Öyle ayın sonunu getirmek için kırk takla atmadan, üç öğün makarna, hamur yemeden, çocuklarının yüzlerine bakacak yüzünün olduğu, eşini yanına alıp bir sinemaya, tiyatroya gidebildiğin insan gibi bir yaşam…
Unutmuşuz…
Yoksul yaşama öylesine alışmışız, fakirlikte öylesine buluşmuşuz ki, normalimiz olmuş. Normal bir yaşamı zenginlik sanıyoruz, hatta normal bir yaşam talebini haddini bilmezlik sanıyoruz…
Pek çok ekonomistin, hatta ‘ben ekonomistim’ diyecek kadar fütursuz olmayan, ancak evinin hesabını tutabilen benim bile defalarca söylediğim şeyin ete kemiğe bürümüş halini yaşadım bugün. Okumanın, eğitim almanın, çocuklarını okutmak için yıllarca ve tonlarca para harcamanın bir anlamının kalmadığını gördüm gözlerimle.
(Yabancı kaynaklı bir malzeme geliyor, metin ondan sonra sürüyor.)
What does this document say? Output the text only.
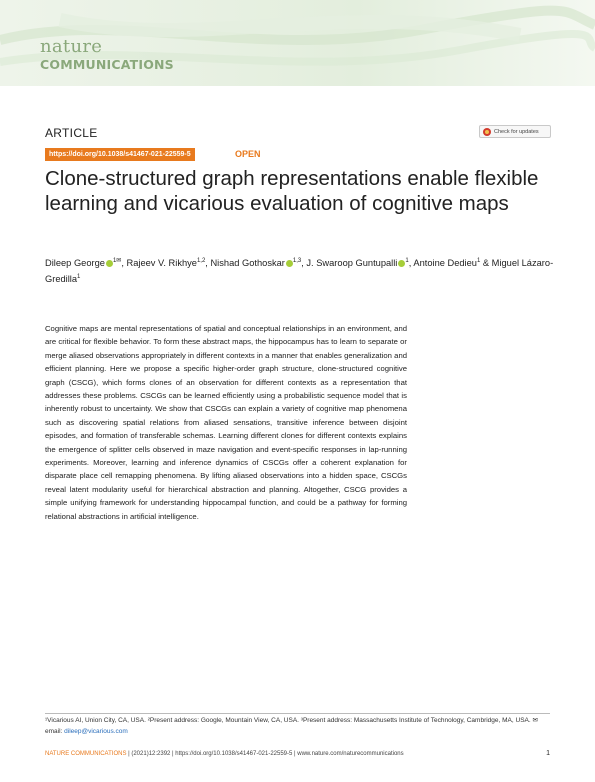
nature
COMMUNICATIONS
ARTICLE	Check for updates
https://doi.org/10.1038/s41467-021-22559-5	OPEN
Clone-structured graph representations enable flexible learning and vicarious evaluation of cognitive maps
Dileep George $^{1✉}$, Rajeev V. Rikhye$^{1,2}$, Nishad Gothoskar $^{1,3}$, J. Swaroop Guntupalli $^1$, Antoine Dedieu$^1$ & Miguel Lázaro-Gredilla$^1$
Cognitive maps are mental representations of spatial and conceptual relationships in an environment, and are critical for flexible behavior. To form these abstract maps, the hippocampus has to learn to separate or merge aliased observations appropriately in different contexts in a manner that enables generalization and efficient planning. Here we propose a specific higher-order graph structure, clone-structured cognitive graph (CSCG), which forms clones of an observation for different contexts as a representation that addresses these problems. CSCGs can be learned efficiently using a probabilistic sequence model that is inherently robust to uncertainty. We show that CSCGs can explain a variety of cognitive map phenomena such as discovering spatial relations from aliased sensations, transitive inference between disjoint episodes, and formation of transferable schemas. Learning different clones for different contexts explains the emergence of splitter cells observed in maze navigation and event-specific responses in lap-running experiments. Moreover, learning and inference dynamics of CSCGs offer a coherent explanation for disparate place cell remapping phenomena. By lifting aliased observations into a hidden space, CSCGs reveal latent modularity useful for hierarchical abstraction and planning. Altogether, CSCG provides a simple unifying framework for understanding hippocampal function, and could be a pathway for forming relational abstractions in artificial intelligence.
¹Vicarious AI, Union City, CA, USA. ²Present address: Google, Mountain View, CA, USA. ³Present address: Massachusetts Institute of Technology, Cambridge, MA, USA. ✉email: dileep@vicarious.com
NATURE COMMUNICATIONS | (2021)12:2392 | https://doi.org/10.1038/s41467-021-22559-5 | www.nature.com/naturecommunications	1
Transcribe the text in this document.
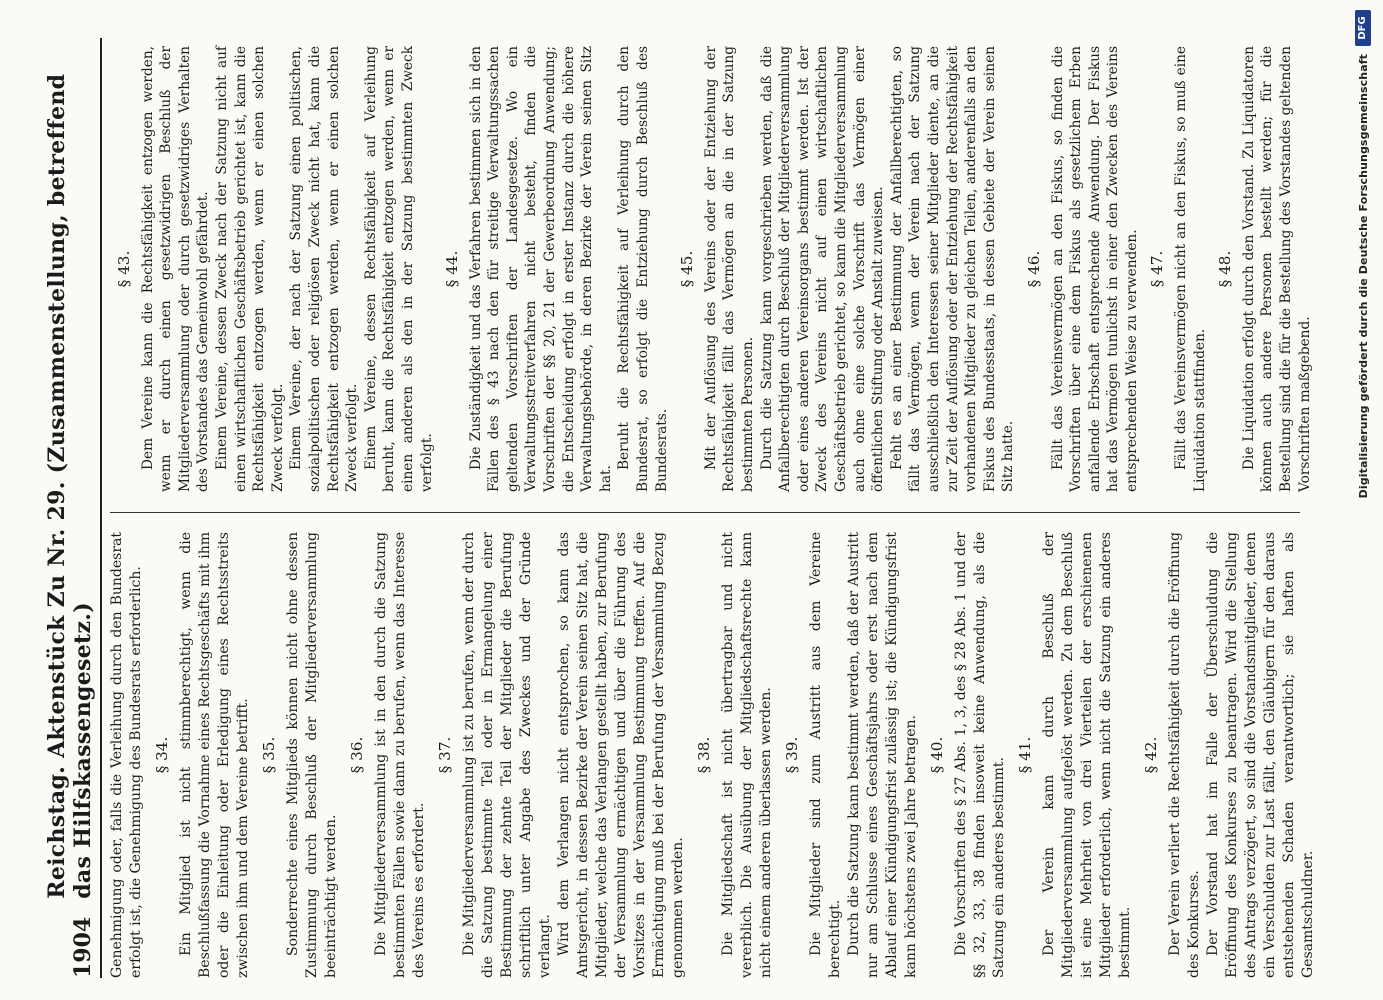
1904
Reichstag. Aktenstück Zu Nr. 29. (Zusammenstellung, betreffend das Hilfskassengesetz.) Genehmigung oder, falls die Verleihung durch den Bundesrat erfolgt ist, die Genehmigung des Bundesrats erforderlich. § 34. Ein Mitglied ist nicht stimmberechtigt, wenn die Beschlußfassung die Vornahme eines Rechtsgeschäfts mit ihm oder die Einleitung oder Erledigung eines Rechtsstreits zwischen ihm und dem Vereine betrifft. § 35. Sonderrechte eines Mitglieds können nicht ohne dessen Zustimmung durch Beschluß der Mitgliederversammlung beeinträchtigt werden.

§ 36. Die Mitgliederversammlung ist in den durch die Satzung bestimmten Fällen sowie dann zu berufen, wenn das Interesse des Vereins es erfordert.

§ 37. Die Mitgliederversammlung ist zu berufen, wenn der durch die Satzung bestimmte Teil oder in Ermangelung einer Bestimmung der zehnte Teil der Mitglieder die Berufung schriftlich unter Angabe des Zweckes und der Gründe verlangt. Wird dem Verlangen nicht entsprochen, so kann das Amtsgericht, in dessen Bezirke der Verein seinen Sitz hat, die Mitglieder, welche das Verlangen gestellt haben, zur Berufung der Versammlung ermächtigen und über die Führung des Vorsitzes in der Versammlung Bestimmung treffen. Auf die Ermächtigung muß bei der Berufung der Versammlung Bezug genommen werden.

§ 38. Die Mitgliedschaft ist nicht übertragbar und nicht vererblich. Die Ausübung der Mitgliedschaftsrechte kann nicht einem anderen überlassen werden. § 39. Die Mitglieder sind zum Austritt aus dem Vereine berechtigt. Durch die Satzung kann bestimmt werden, daß der Austritt nur am Schlusse eines Geschäftsjahrs oder erst nach dem Ablauf einer Kündigungsfrist zulässig ist; die Kündigungsfrist kann höchstens zwei Jahre betragen. § 40. Die Vorschriften des § 27 Abs. 1, 3, des § 28 Abs. 1 und der §§ 32, 33, 38 finden insoweit keine Anwendung, als die Satzung ein anderes bestimmt.

§ 41. Der Verein kann durch Beschluß der Mitgliederversammlung aufgelöst werden. Zu dem Beschluß ist eine Mehrheit von drei Vierteilen der erschienenen Mitglieder erforderlich, wenn nicht die Satzung ein anderes bestimmt.

§ 42. Der Verein verliert die Rechtsfähigkeit durch die Eröffnung des Konkurses. Der Vorstand hat im Falle der Überschuldung die Eröffnung des Konkurses zu beantragen. Wird die Stellung des Antrags verzögert, so sind die Vorstandsmitglieder, denen ein Verschulden zur Last fällt, den Gläubigern für den daraus entstehenden Schaden verantwortlich; sie haften als Gesamtschuldner.

§ 43. Dem Vereine kann die Rechtsfähigkeit entzogen werden, wenn er durch einen gesetzwidrigen Beschluß der Mitgliederversammlung oder durch gesetzwidriges Verhalten des Vorstandes das Gemeinwohl gefährdet. Einem Vereine, dessen Zweck nach der Satzung nicht auf einen wirtschaftlichen Geschäftsbetrieb gerichtet ist, kann die Rechtsfähigkeit entzogen werden, wenn er einen solchen Zweck verfolgt. Einem Vereine, der nach der Satzung einen politischen, sozialpolitischen oder religiösen Zweck nicht hat, kann die Rechtsfähigkeit entzogen werden, wenn er einen solchen Zweck verfolgt. Einem Vereine, dessen Rechtsfähigkeit auf Verleihung beruht, kann die Rechtsfähigkeit entzogen werden, wenn er einen anderen als den in der Satzung bestimmten Zweck verfolgt.

§ 44. Die Zuständigkeit und das Verfahren bestimmen sich in den Fällen des § 43 nach den für streitige Verwaltungssachen geltenden Vorschriften der Landesgesetze. Wo ein Verwaltungsstreitverfahren nicht besteht, finden die Vorschriften der §§ 20, 21 der Gewerbeordnung Anwendung; die Entscheidung erfolgt in erster Instanz durch die höhere Verwaltungsbehörde, in deren Bezirke der Verein seinen Sitz hat.

Beruht die Rechtsfähigkeit auf Verleihung durch den Bundesrat, so erfolgt die Entziehung durch Beschluß des Bundesrats.

§ 45. Mit der Auflösung des Vereins oder der Entziehung der Rechtsfähigkeit fällt das Vermögen an die in der Satzung bestimmten Personen. Durch die Satzung kann vorgeschrieben werden, daß die Anfallberechtigten durch Beschluß der Mitgliederversammlung oder eines anderen Vereinsorgans bestimmt werden. Ist der Zweck des Vereins nicht auf einen wirtschaftlichen Geschäftsbetrieb gerichtet, so kann die Mitgliederversammlung auch ohne eine solche Vorschrift das Vermögen einer öffentlichen Stiftung oder Anstalt zuweisen. Fehlt es an einer Bestimmung der Anfallberechtigten, so fällt das Vermögen, wenn der Verein nach der Satzung ausschließlich den Interessen seiner Mitglieder diente, an die zur Zeit der Auflösung oder der Entziehung der Rechtsfähigkeit vorhandenen Mitglieder zu gleichen Teilen, anderenfalls an den Fiskus des Bundesstaats, in dessen Gebiete der Verein seinen Sitz hatte.

§ 46. Fällt das Vereinsvermögen an den Fiskus, so finden die Vorschriften über eine dem Fiskus als gesetzlichem Erben anfallende Erbschaft entsprechende Anwendung. Der Fiskus hat das Vermögen tunlichst in einer den Zwecken des Vereins entsprechenden Weise zu verwenden. § 47. Fällt das Vereinsvermögen nicht an den Fiskus, so muß eine Liquidation stattfinden.

§ 48. Die Liquidation erfolgt durch den Vorstand. Zu Liquidatoren können auch andere Personen bestellt werden; für die Bestellung sind die für die Bestellung des Vorstandes geltenden Vorschriften maßgebend.	Digitalisierung gefördert durch die Deutsche Forschungsgemeinschaft
DFG
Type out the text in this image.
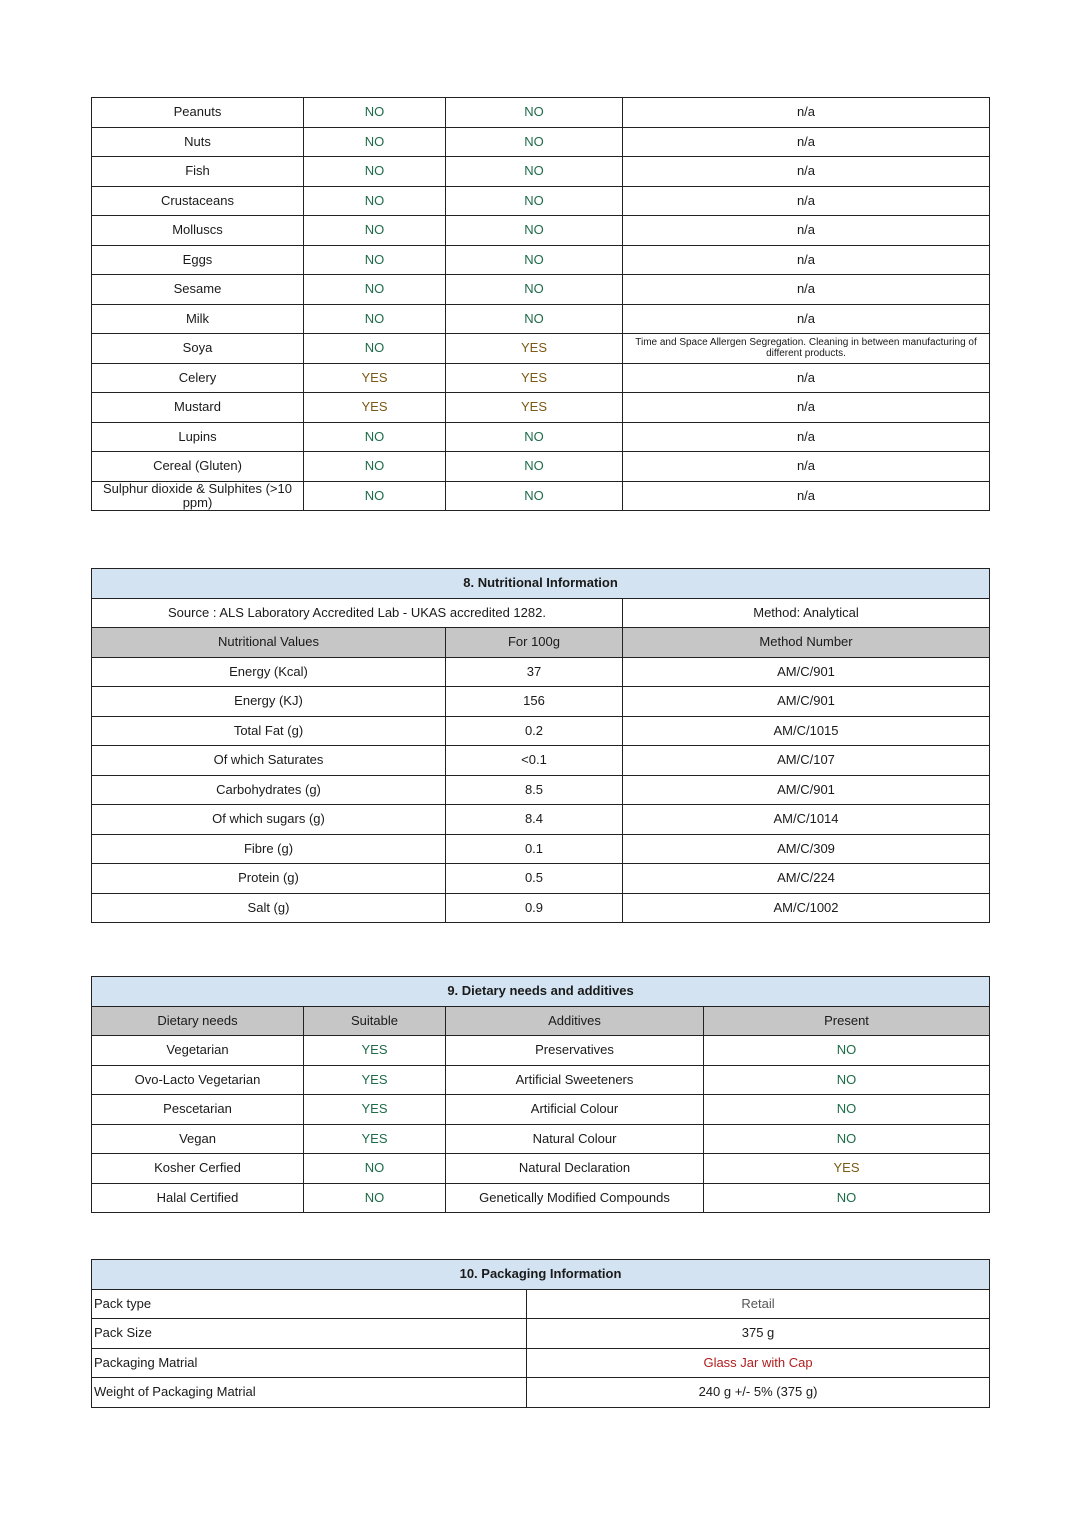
Peanuts	NO	NO	n/a
Nuts	NO	NO	n/a
Fish	NO	NO	n/a
Crustaceans	NO	NO	n/a
Molluscs	NO	NO	n/a
Eggs	NO	NO	n/a
Sesame	NO	NO	n/a
Milk	NO	NO	n/a
Soya	NO	YES	Time and Space Allergen Segregation. Cleaning in between manufacturing of different products.
Celery	YES	YES	n/a
Mustard	YES	YES	n/a
Lupins	NO	NO	n/a
Cereal (Gluten)	NO	NO	n/a
Sulphur dioxide & Sulphites (>10 ppm)	NO	NO	n/a
8. Nutritional Information		
Source : ALS Laboratory Accredited Lab - UKAS accredited 1282.		Method: Analytical
Nutritional Values	For 100g	Method Number
Energy (Kcal)	37	AM/C/901
Energy (KJ)	156	AM/C/901
Total Fat (g)	0.2	AM/C/1015
Of which Saturates	<0.1	AM/C/107
Carbohydrates (g)	8.5	AM/C/901
Of which sugars (g)	8.4	AM/C/1014
Fibre (g)	0.1	AM/C/309
Protein (g)	0.5	AM/C/224
Salt (g)	0.9	AM/C/1002
9. Dietary needs and additives			
Dietary needs	Suitable	Additives	Present
Vegetarian	YES	Preservatives	NO
Ovo-Lacto Vegetarian	YES	Artificial Sweeteners	NO
Pescetarian	YES	Artificial Colour	NO
Vegan	YES	Natural Colour	NO
Kosher Cerfied	NO	Natural Declaration	YES
Halal Certified	NO	Genetically Modified Compounds	NO
10. Packaging Information	
Pack type	Retail
Pack Size	375 g
Packaging Matrial	Glass Jar with Cap
Weight of Packaging Matrial	240 g +/- 5% (375 g)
Zenginini değil fakirini çoğaltan, insanını fakirliğin, fasfakirliğin, fukaralığın dibinde buluşturan bir ülke olarak kendimizle ne kadar gurur duysak az…
Bir de iğneyi kendimize çuvaldızı başkasına batıralım ve diyelim ki; ‘Birlik ol kardeşim, sen de hakkını savunmanın, üretimine değer katmanın yolunu bul, sen de insanca yaşam kavganı ver.